La Armada de Chile realizó un importante despliegue de medios navales, submarinos, aéreos y terrestres en la región de Magallanes y la Antártica Chilena durante el fin de semana. Esta operación se concretó como parte de una Fuerza de Tarea Anfibia, que integró capacidades de diversas unidades de la institución.
La información fue difundida por la propia Armada y por Radio Polar. En ella se detalló la participación de unidades de la Escuadra, Fuerza de Submarinos, Infantería de Marina, Aviación Naval, Comando Anfibio y de Transportes Navales, y Comando de Fuerzas Especiales. Todas estas fuerzas operaron bajo el mando del Comando de Operaciones Navales.
El despliegue se llevó a cabo tras intensas navegaciones por los canales australes y pruebas de equipamiento en condiciones de bajas temperaturas. Su propósito principal fue desarrollar operaciones de patrullaje, vigilancia y control del tráfico marítimo en una zona considerada estratégica por su ubicación, su conexión con el Estrecho de Magallanes y las rutas hacia la Antártica.
Parte de esta movilización generó expectación entre usuarios de redes sociales en Punta Arenas. Se observó el desplazamiento de vehículos blindados por distintos puntos de la ciudad, confirmando la presencia de medios terrestres asociados a la operación.
La Armada no precisó el número exacto de efectivos involucrados, ni detalló qué submarinos, aeronaves o unidades de superficie participaron, más allá de confirmar la presencia del buque anfibio LSDH-91 “Sargento Aldea”.
La llegada del “Sargento Aldea” al puerto de Punta Arenas permitió a autoridades regionales conocer las capacidades desplegadas. La delegada presidencial de Magallanes, Ericka Farías, fue recibida por el comandante de la Fuerza Anfibia, contraalmirante Jorge Castillo, y realizó un recorrido por el buque.
Farías destacó la importancia de mantener presencia en el extremo austral, especialmente debido a la extensión de las fronteras marítimas de la región y al papel estratégico que cumple el Estrecho de Magallanes.

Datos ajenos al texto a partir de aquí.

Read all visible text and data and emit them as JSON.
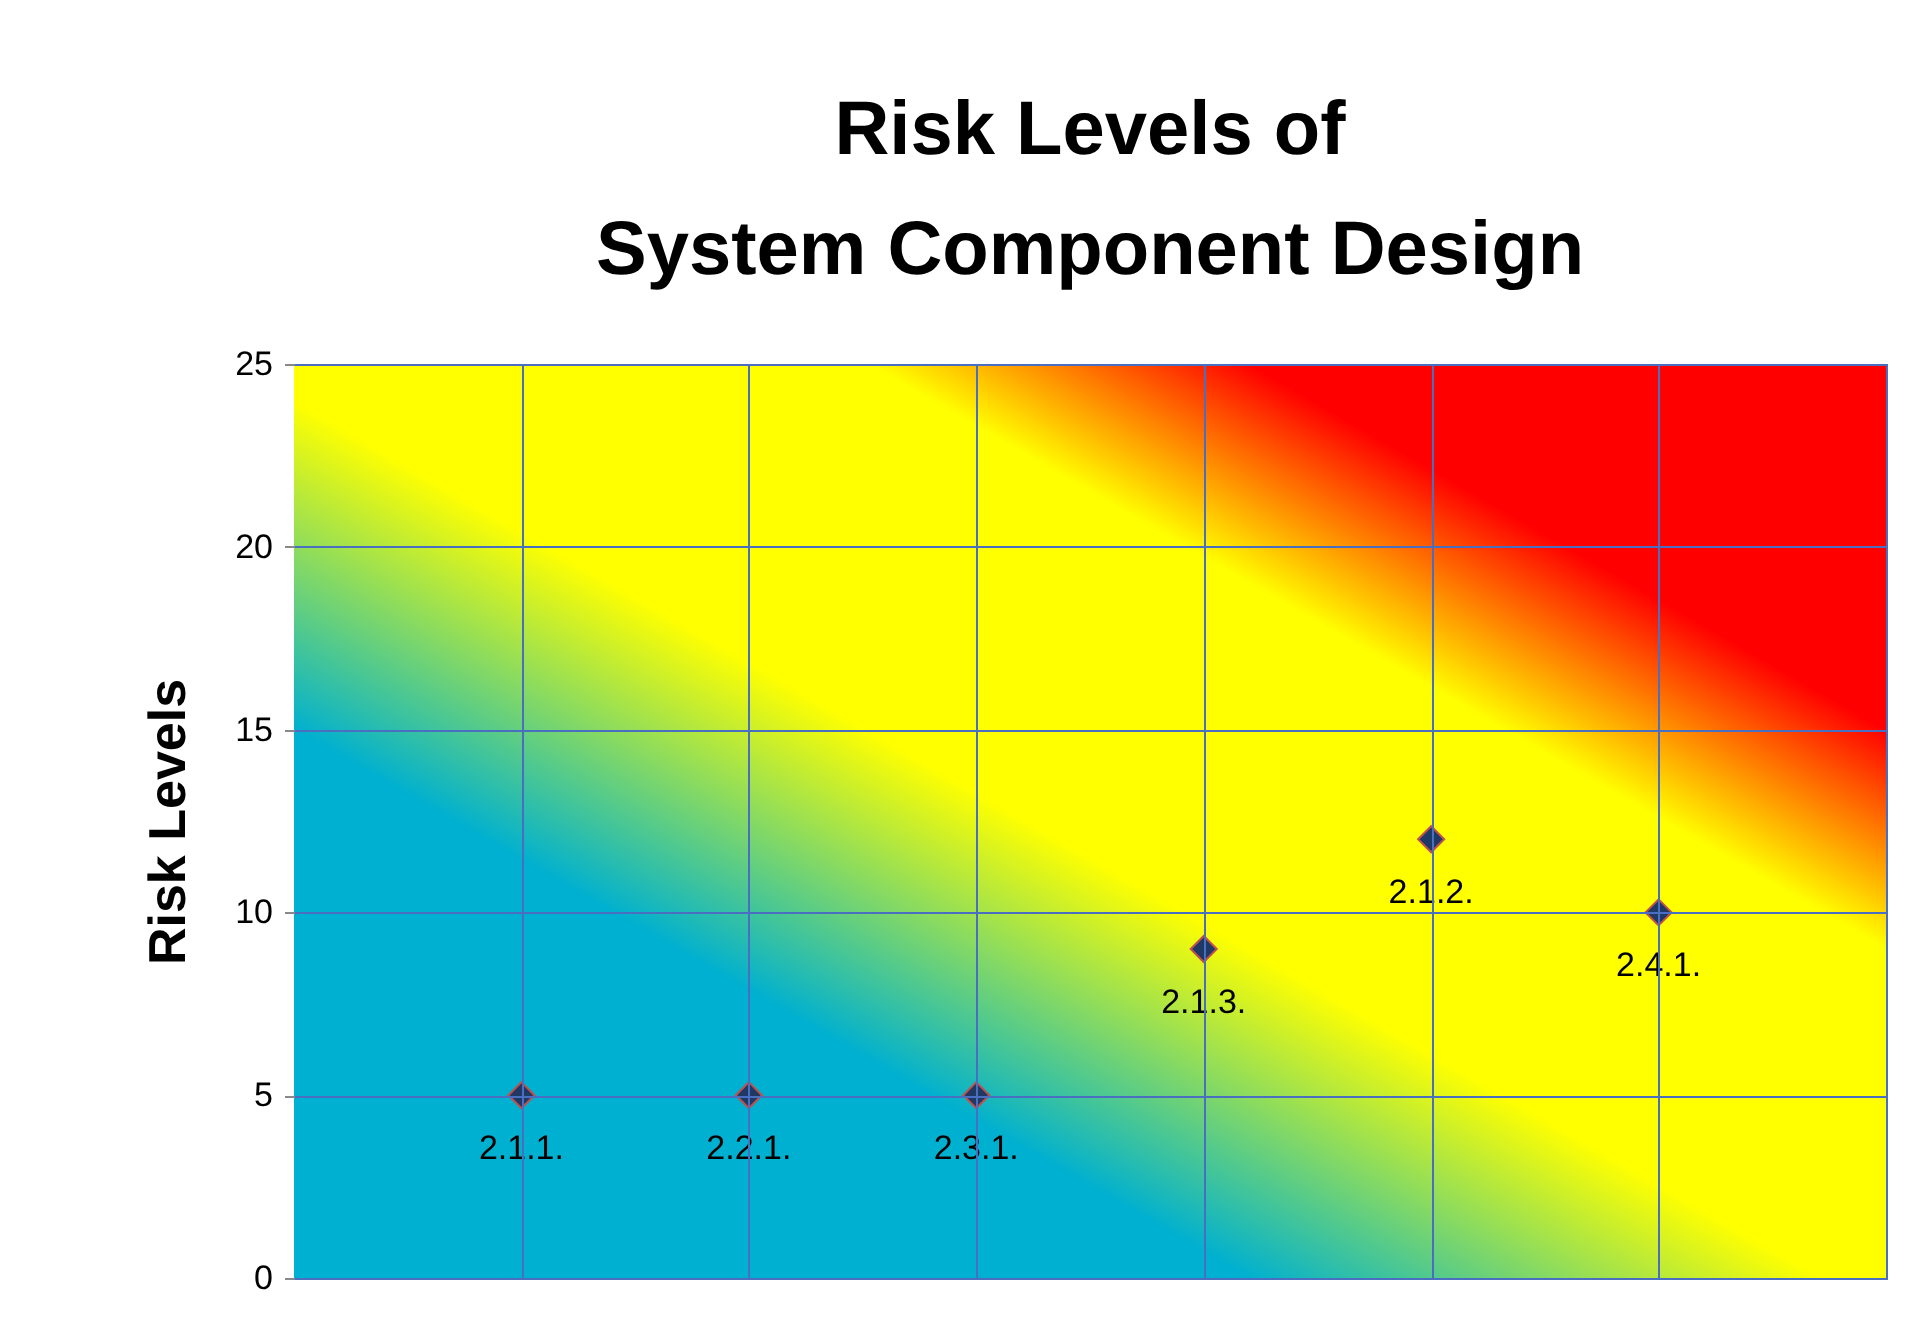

La incorporación de la Fuerza de Submarinos expande el alcance del operativo, yendo más allá de una operación anfibia tradicional centrada en el movimiento de tropas y vehículos. La participación de la Aviación Naval y de las Fuerzas Especiales complementa las labores de vigilancia, reconocimiento y apoyo a las unidades de superficie y de Infantería de Marina, según lo informado por la institución.

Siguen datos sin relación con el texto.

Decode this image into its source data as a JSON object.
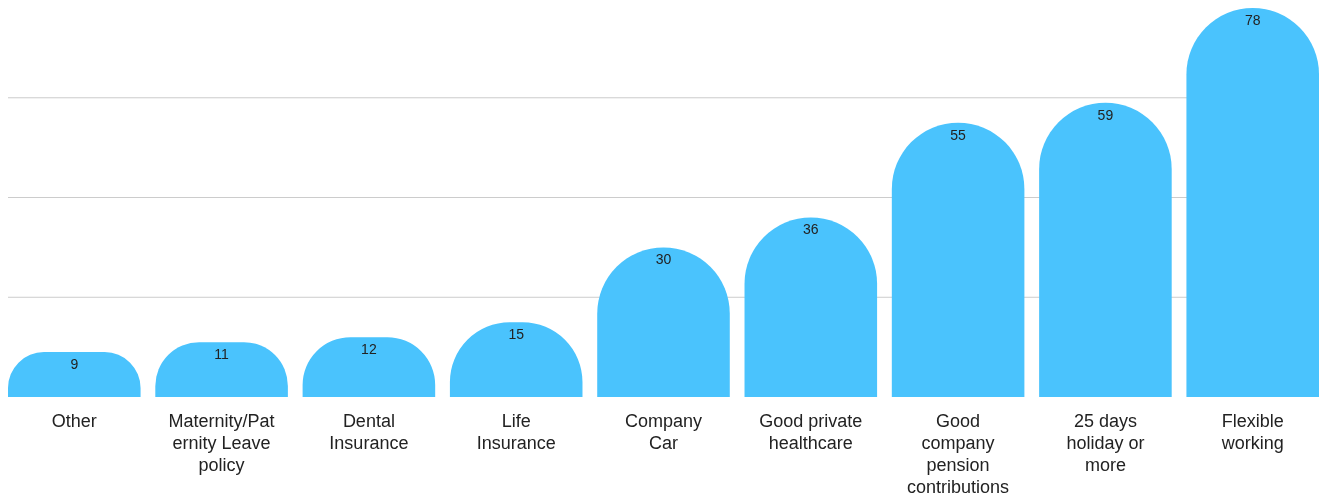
{
  "chart_data": {
    "type": "bar",
    "categories": [
      "Other",
      "Maternity/Paternity Leave policy",
      "Dental Insurance",
      "Life Insurance",
      "Company Car",
      "Good private healthcare",
      "Good company pension contributions",
      "25 days holiday or more",
      "Flexible working"
    ],
    "values": [
      9,
      11,
      12,
      15,
      30,
      36,
      55,
      59,
      78
    ],
    "color": "#4ac3fd",
    "yticks": [
      {
        "value": 20,
        "label": null
      },
      {
        "value": 40,
        "label": null
      },
      {
        "value": 60,
        "label": null
      }
    ],
    "grid": "y",
    "tick_labels": "x",
    "data_labels": true
  }
}
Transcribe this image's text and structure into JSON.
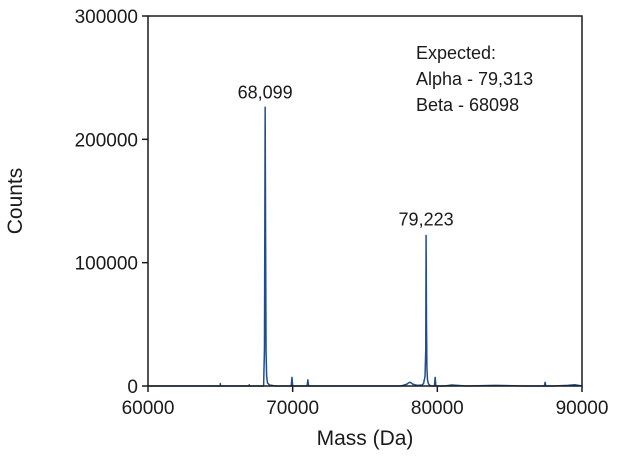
{
  "chart_data": {
    "type": "line",
    "title": "",
    "xlabel": "Mass (Da)",
    "ylabel": "Counts",
    "xlim": [
      60000,
      90000
    ],
    "ylim": [
      0,
      300000
    ],
    "x_ticks": [
      60000,
      70000,
      80000,
      90000
    ],
    "y_ticks": [
      0,
      100000,
      200000,
      300000
    ],
    "x_tick_labels": [
      "60000",
      "70000",
      "80000",
      "90000"
    ],
    "y_tick_labels": [
      "0",
      "100000",
      "200000",
      "300000"
    ],
    "grid": false,
    "legend": "none",
    "line_color": "#1f4e8c",
    "series": [
      {
        "x": [
          60000,
          64990,
          65000,
          65010,
          66990,
          67000,
          67010,
          67990,
          68000,
          68050,
          68099,
          68130,
          68160,
          68200,
          68260,
          68400,
          68800,
          69900,
          69950,
          70000,
          70050,
          71000,
          71050,
          71100,
          72000,
          75000,
          77500,
          77900,
          78000,
          78100,
          78200,
          78300,
          78600,
          78950,
          79050,
          79150,
          79200,
          79223,
          79250,
          79280,
          79320,
          79380,
          79450,
          79600,
          79800,
          79850,
          79900,
          80500,
          81000,
          82000,
          84000,
          86000,
          87400,
          87450,
          87500,
          88000,
          89000,
          89500,
          90000
        ],
        "y": [
          0,
          0,
          2000,
          0,
          0,
          1000,
          0,
          0,
          4000,
          30000,
          226000,
          120000,
          28000,
          8000,
          2500,
          800,
          0,
          0,
          7000,
          0,
          0,
          0,
          5000,
          0,
          0,
          0,
          0,
          1500,
          2500,
          3000,
          2500,
          1500,
          500,
          800,
          2000,
          8000,
          30000,
          122000,
          52000,
          15000,
          5000,
          2000,
          800,
          0,
          0,
          7000,
          0,
          0,
          800,
          0,
          500,
          0,
          0,
          3000,
          0,
          0,
          500,
          1000,
          0
        ]
      }
    ],
    "annotations": [
      {
        "text": "68,099",
        "x": 68099,
        "y": 233000
      },
      {
        "text": "79,223",
        "x": 79223,
        "y": 130000
      }
    ],
    "note_lines": [
      "Expected:",
      "Alpha - 79,313",
      "Beta - 68098"
    ]
  }
}
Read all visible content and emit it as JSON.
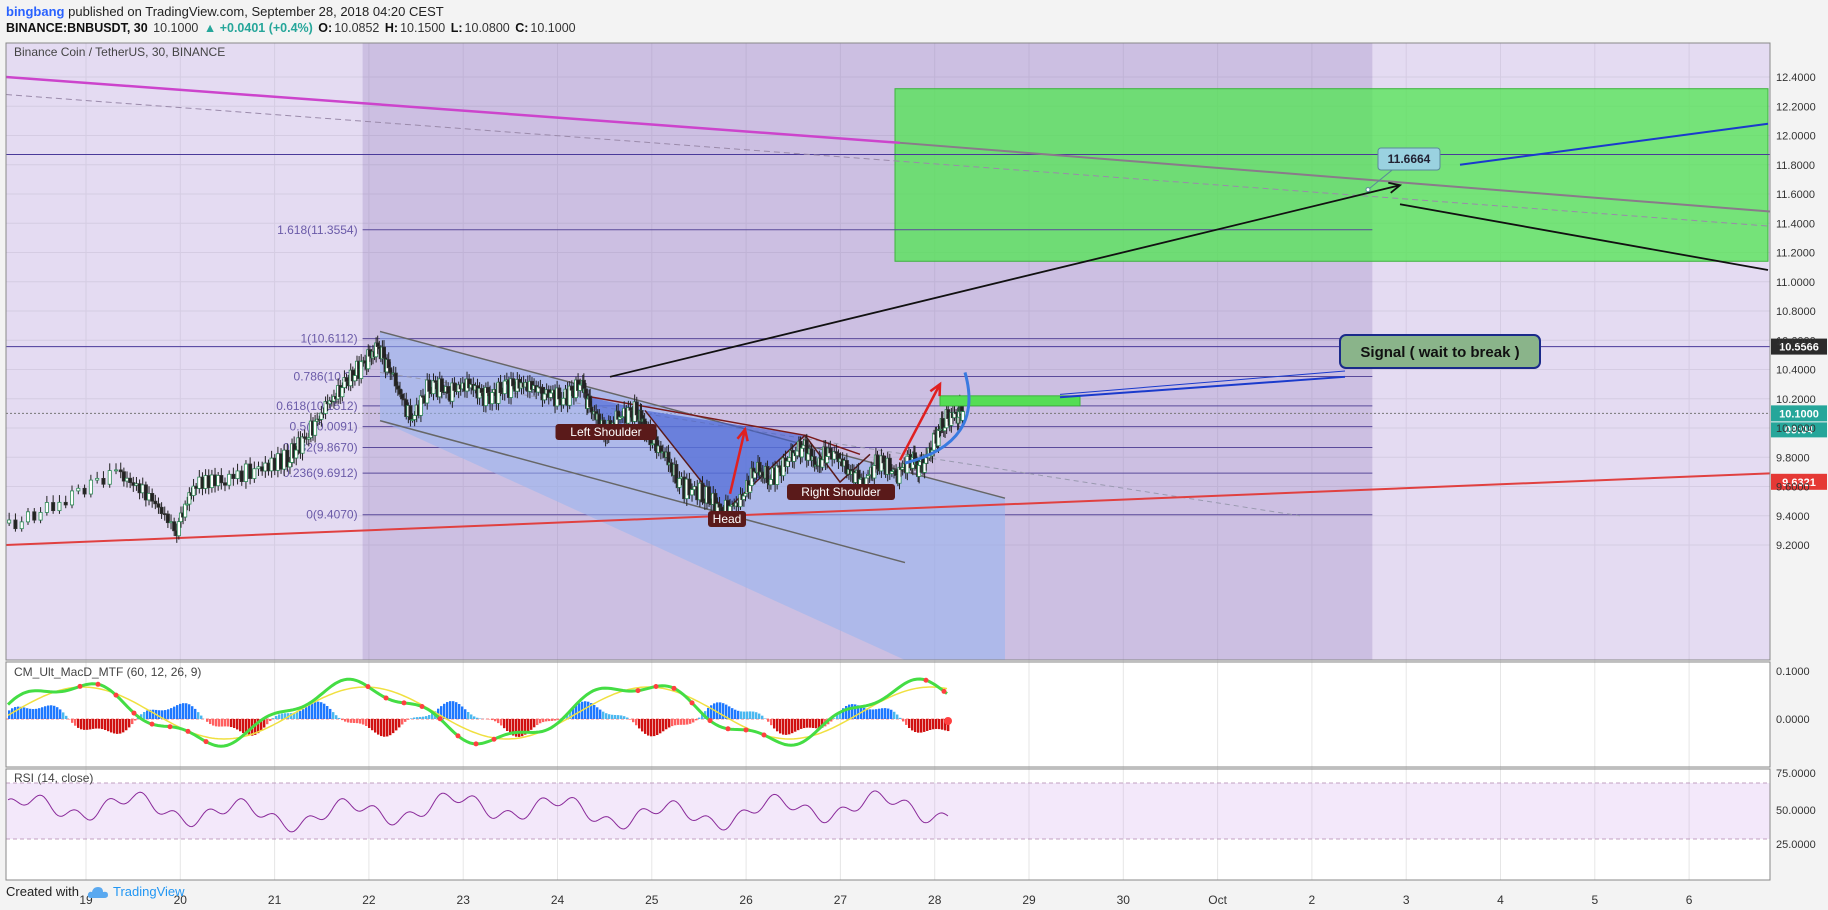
{
  "header": {
    "user": "bingbang",
    "published": "published on TradingView.com, September 28, 2018 04:20 CEST",
    "symbol": "BINANCE:BNBUSDT, 30",
    "last": "10.1000",
    "change": "▲ +0.0401 (+0.4%)",
    "o_label": "O:",
    "o": "10.0852",
    "h_label": "H:",
    "h": "10.1500",
    "l_label": "L:",
    "l": "10.0800",
    "c_label": "C:",
    "c": "10.1000"
  },
  "footer": {
    "created_with": "Created with",
    "brand": "TradingView"
  },
  "chart_data": {
    "type": "candlestick",
    "title": "Binance Coin / TetherUS, 30, BINANCE",
    "x_ticks": [
      "19",
      "20",
      "21",
      "22",
      "23",
      "24",
      "25",
      "26",
      "27",
      "28",
      "29",
      "30",
      "Oct",
      "2",
      "3",
      "4",
      "5",
      "6"
    ],
    "y_ticks": [
      "12.4000",
      "12.2000",
      "12.0000",
      "11.8000",
      "11.6000",
      "11.4000",
      "11.2000",
      "11.0000",
      "10.8000",
      "10.6000",
      "10.4000",
      "10.2000",
      "10.0000",
      "9.8000",
      "9.6000",
      "9.4000",
      "9.2000"
    ],
    "ylim": [
      9.1,
      12.45
    ],
    "price_labels": [
      {
        "value": 10.5566,
        "text": "10.5566",
        "color": "#2b2b2b"
      },
      {
        "value": 10.1,
        "text": "10.1000",
        "color": "#26a69a"
      },
      {
        "value": 9.6321,
        "text": "9.6321",
        "color": "#e53935"
      }
    ],
    "countdown": "09:04",
    "fib_levels": [
      {
        "label": "1.618(11.3554)",
        "value": 11.3554
      },
      {
        "label": "1(10.6112)",
        "value": 10.6112
      },
      {
        "label": "0.786(10.35",
        "value": 10.3522
      },
      {
        "label": "0.618(10.1512)",
        "value": 10.1512
      },
      {
        "label": "0.5(10.0091)",
        "value": 10.0091
      },
      {
        "label": "0.382(9.8670)",
        "value": 9.867
      },
      {
        "label": "0.236(9.6912)",
        "value": 9.6912
      },
      {
        "label": "0(9.4070)",
        "value": 9.407
      }
    ],
    "annotations": {
      "target": "11.6664",
      "signal": "Signal ( wait to break )",
      "left_shoulder": "Left Shoulder",
      "head": "Head",
      "right_shoulder": "Right Shoulder"
    },
    "macd": {
      "name": "CM_Ult_MacD_MTF (60, 12, 26, 9)",
      "y_ticks": [
        "0.1000",
        "0.0000"
      ]
    },
    "rsi": {
      "name": "RSI (14, close)",
      "y_ticks": [
        "75.0000",
        "50.0000",
        "25.0000"
      ]
    },
    "price_path": [
      [
        0,
        9.35
      ],
      [
        0.6,
        9.5
      ],
      [
        1.2,
        9.68
      ],
      [
        1.5,
        9.55
      ],
      [
        1.8,
        9.3
      ],
      [
        2,
        9.62
      ],
      [
        2.3,
        9.65
      ],
      [
        2.7,
        9.72
      ],
      [
        3,
        9.8
      ],
      [
        3.2,
        9.95
      ],
      [
        3.4,
        10.15
      ],
      [
        3.6,
        10.3
      ],
      [
        3.8,
        10.45
      ],
      [
        3.95,
        10.55
      ],
      [
        4.1,
        10.35
      ],
      [
        4.3,
        10.05
      ],
      [
        4.5,
        10.3
      ],
      [
        4.7,
        10.25
      ],
      [
        4.9,
        10.3
      ],
      [
        5.1,
        10.2
      ],
      [
        5.3,
        10.28
      ],
      [
        5.5,
        10.3
      ],
      [
        5.7,
        10.25
      ],
      [
        5.9,
        10.2
      ],
      [
        6.1,
        10.3
      ],
      [
        6.2,
        10.15
      ],
      [
        6.35,
        9.95
      ],
      [
        6.5,
        10.08
      ],
      [
        6.7,
        10.12
      ],
      [
        6.8,
        9.95
      ],
      [
        7,
        9.8
      ],
      [
        7.15,
        9.6
      ],
      [
        7.4,
        9.55
      ],
      [
        7.6,
        9.43
      ],
      [
        7.8,
        9.5
      ],
      [
        7.95,
        9.72
      ],
      [
        8.1,
        9.65
      ],
      [
        8.3,
        9.78
      ],
      [
        8.45,
        9.88
      ],
      [
        8.6,
        9.75
      ],
      [
        8.75,
        9.85
      ],
      [
        8.95,
        9.7
      ],
      [
        9.1,
        9.62
      ],
      [
        9.25,
        9.78
      ],
      [
        9.45,
        9.68
      ],
      [
        9.6,
        9.8
      ],
      [
        9.7,
        9.72
      ],
      [
        9.85,
        9.9
      ],
      [
        9.95,
        10.05
      ],
      [
        10.1,
        10.1
      ],
      [
        10.15,
        10.12
      ]
    ]
  }
}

La operación fue presentada por la Armada como una demostración de su capacidad para concentrar diversos medios y mantenerlos operativos en un escenario exigente, donde las condiciones meteorológicas, las bajas temperaturas y la geografía austral pueden dificultar el sostenimiento de las operaciones.
En paralelo a las actividades militares, efectivos de la fuerza realizaron acciones de apoyo a comunidades aisladas. Un ejemplo fue la intervención en la Escuela Miguel Montecinos de Puerto Edén, donde las dotaciones ofrecieron trabajos de electricidad, enfermería y peluquería. El buque “Sargento Aldea” constituye uno de los principales elementos visibles del despliegue. Su capacidad de transporte y apoyo logístico también tiene una relación directa con las operaciones que Chile desarrolla hacia la Antártica. Durante su visita a la unidad, la delegada Farías destacó el apoyo prestado por la Armada.